Given that history of repression and belligerence, it is not surprising that North Korea has few allies, especially since the end of the Cold War and fall of communist governments across Central and Eastern Europe. It is also not surprising that the list of countries that maintain close relations with North Korea are also those that tend to run afoul of international law and that maintain repressive systems. Part of the reason for this self-imposed isolation is Pyongyang’s virtually psychotic need to insulate itself from outside cultural and political influences lest its destitute population be exposed to alternative political and economic options. It is in this context that a list of countries, other than Russia and China, that oppose outside intervention in North Korea can be compiled.
Countries that are vocal opponents of intervention in North Korea are mainly those with hostile relationships with the United States, and that have their own internal problems or issues that could raise fears of an eventual U.S. attack on them. Once a country supports military interventions against another country, it opens the door to the suggestion that such interventions are morally appropriate. Syria, for example, would never support an intervention in North Korea because of its own ongoing fears of U.S.-led military operations against its government during its civil war. Similarly, the Iranians are staunch opponents of an attack on North Korea because of its nuclear weapons programs, which have been an ongoing target of threats of military intervention by the United States and Israel. Cuba and Venezuela have prided themselves on adopting foreign policy positions in opposition to U.S. policies and maintain relationships with any country that is hostile to the U.S. and, consequently, oppose an intervention.

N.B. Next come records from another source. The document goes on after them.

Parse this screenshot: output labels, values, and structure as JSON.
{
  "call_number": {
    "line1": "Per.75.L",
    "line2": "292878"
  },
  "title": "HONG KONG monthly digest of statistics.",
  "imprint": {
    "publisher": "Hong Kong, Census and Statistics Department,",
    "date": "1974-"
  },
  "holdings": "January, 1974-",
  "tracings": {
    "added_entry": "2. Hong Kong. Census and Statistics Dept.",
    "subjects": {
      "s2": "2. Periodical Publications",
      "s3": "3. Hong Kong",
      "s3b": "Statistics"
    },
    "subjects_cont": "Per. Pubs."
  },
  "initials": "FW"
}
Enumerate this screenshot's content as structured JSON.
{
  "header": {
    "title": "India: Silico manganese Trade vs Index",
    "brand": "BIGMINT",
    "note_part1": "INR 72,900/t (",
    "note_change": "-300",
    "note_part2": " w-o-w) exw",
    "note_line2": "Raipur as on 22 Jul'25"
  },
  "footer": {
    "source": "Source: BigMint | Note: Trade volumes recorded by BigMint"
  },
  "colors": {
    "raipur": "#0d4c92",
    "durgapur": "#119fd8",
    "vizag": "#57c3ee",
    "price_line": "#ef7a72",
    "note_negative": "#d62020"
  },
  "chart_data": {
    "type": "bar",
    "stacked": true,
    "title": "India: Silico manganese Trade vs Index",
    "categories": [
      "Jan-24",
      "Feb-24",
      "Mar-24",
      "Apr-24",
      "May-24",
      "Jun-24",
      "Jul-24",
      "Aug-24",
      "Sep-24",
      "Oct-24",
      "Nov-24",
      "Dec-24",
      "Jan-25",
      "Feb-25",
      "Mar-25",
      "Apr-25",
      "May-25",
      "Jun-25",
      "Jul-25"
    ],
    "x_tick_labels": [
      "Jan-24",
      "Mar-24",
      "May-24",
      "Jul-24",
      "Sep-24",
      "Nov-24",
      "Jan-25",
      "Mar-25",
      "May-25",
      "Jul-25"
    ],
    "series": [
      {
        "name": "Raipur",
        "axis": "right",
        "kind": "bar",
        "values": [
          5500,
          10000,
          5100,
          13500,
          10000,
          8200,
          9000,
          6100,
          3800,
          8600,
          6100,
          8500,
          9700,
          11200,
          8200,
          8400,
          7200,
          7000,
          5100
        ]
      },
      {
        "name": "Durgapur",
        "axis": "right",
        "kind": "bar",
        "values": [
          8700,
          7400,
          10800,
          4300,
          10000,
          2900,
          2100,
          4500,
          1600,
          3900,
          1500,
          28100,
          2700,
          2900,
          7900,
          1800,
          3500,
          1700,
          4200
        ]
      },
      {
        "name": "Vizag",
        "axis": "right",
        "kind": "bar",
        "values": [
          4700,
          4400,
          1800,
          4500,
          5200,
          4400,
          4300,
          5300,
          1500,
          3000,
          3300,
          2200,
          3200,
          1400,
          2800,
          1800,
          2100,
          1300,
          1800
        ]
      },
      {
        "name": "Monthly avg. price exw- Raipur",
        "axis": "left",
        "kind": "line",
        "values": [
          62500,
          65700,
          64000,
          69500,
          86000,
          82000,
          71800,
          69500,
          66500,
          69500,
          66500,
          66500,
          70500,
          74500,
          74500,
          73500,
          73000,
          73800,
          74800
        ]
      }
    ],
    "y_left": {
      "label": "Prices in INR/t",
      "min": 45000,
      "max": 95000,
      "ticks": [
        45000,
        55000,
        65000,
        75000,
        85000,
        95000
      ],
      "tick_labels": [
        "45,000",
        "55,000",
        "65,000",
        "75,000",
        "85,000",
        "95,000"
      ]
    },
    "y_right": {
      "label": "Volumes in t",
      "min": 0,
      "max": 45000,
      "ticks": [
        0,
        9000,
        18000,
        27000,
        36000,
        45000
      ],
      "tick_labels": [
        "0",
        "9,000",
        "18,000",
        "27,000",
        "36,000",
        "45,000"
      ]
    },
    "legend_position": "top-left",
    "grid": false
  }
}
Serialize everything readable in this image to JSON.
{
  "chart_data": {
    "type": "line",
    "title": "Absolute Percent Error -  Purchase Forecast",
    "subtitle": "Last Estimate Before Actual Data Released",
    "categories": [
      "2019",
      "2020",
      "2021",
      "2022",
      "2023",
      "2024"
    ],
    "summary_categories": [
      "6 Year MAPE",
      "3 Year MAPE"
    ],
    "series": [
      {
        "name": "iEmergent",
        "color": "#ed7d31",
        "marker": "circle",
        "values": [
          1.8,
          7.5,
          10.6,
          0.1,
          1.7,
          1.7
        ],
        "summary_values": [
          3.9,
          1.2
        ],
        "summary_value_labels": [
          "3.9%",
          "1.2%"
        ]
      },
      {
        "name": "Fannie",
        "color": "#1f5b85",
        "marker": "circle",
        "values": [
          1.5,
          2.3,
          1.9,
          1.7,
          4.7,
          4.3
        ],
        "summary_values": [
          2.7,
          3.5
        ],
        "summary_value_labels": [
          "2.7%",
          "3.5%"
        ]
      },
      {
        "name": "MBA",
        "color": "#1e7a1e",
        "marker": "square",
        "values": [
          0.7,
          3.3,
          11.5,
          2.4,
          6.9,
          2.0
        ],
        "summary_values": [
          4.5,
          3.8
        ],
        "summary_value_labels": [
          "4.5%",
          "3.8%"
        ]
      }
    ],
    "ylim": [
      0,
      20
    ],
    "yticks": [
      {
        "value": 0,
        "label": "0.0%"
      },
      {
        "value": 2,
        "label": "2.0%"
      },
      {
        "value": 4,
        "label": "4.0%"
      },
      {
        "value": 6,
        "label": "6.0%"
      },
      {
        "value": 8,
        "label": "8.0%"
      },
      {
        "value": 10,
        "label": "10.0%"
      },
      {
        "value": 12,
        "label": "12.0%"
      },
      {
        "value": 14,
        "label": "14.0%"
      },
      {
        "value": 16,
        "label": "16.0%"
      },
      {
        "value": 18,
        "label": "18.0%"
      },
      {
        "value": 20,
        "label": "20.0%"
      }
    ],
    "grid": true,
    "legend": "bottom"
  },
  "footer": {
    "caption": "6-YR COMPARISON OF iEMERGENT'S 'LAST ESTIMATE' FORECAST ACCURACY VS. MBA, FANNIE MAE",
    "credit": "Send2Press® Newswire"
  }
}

There are other countries that quietly oppose foreign intervention in North Korea out of concerns for the effect such an action would have on global financial markets and out of concern for the possible destabilization of the region. Many countries in the European Union fall into this category. Japan, a close U.S. ally in the region, is frequently a target of North Korean threats, and Pyongyang’s 1998 firing of a long-range missile over Japanese territory was seen as particularly provocative, but the Japanese fear the flood of Korean refugees that would almost certain result from another war on the Peninsula. The governments that are most openly opposed to an intervention, though, are those listed above, including Syria and Iran.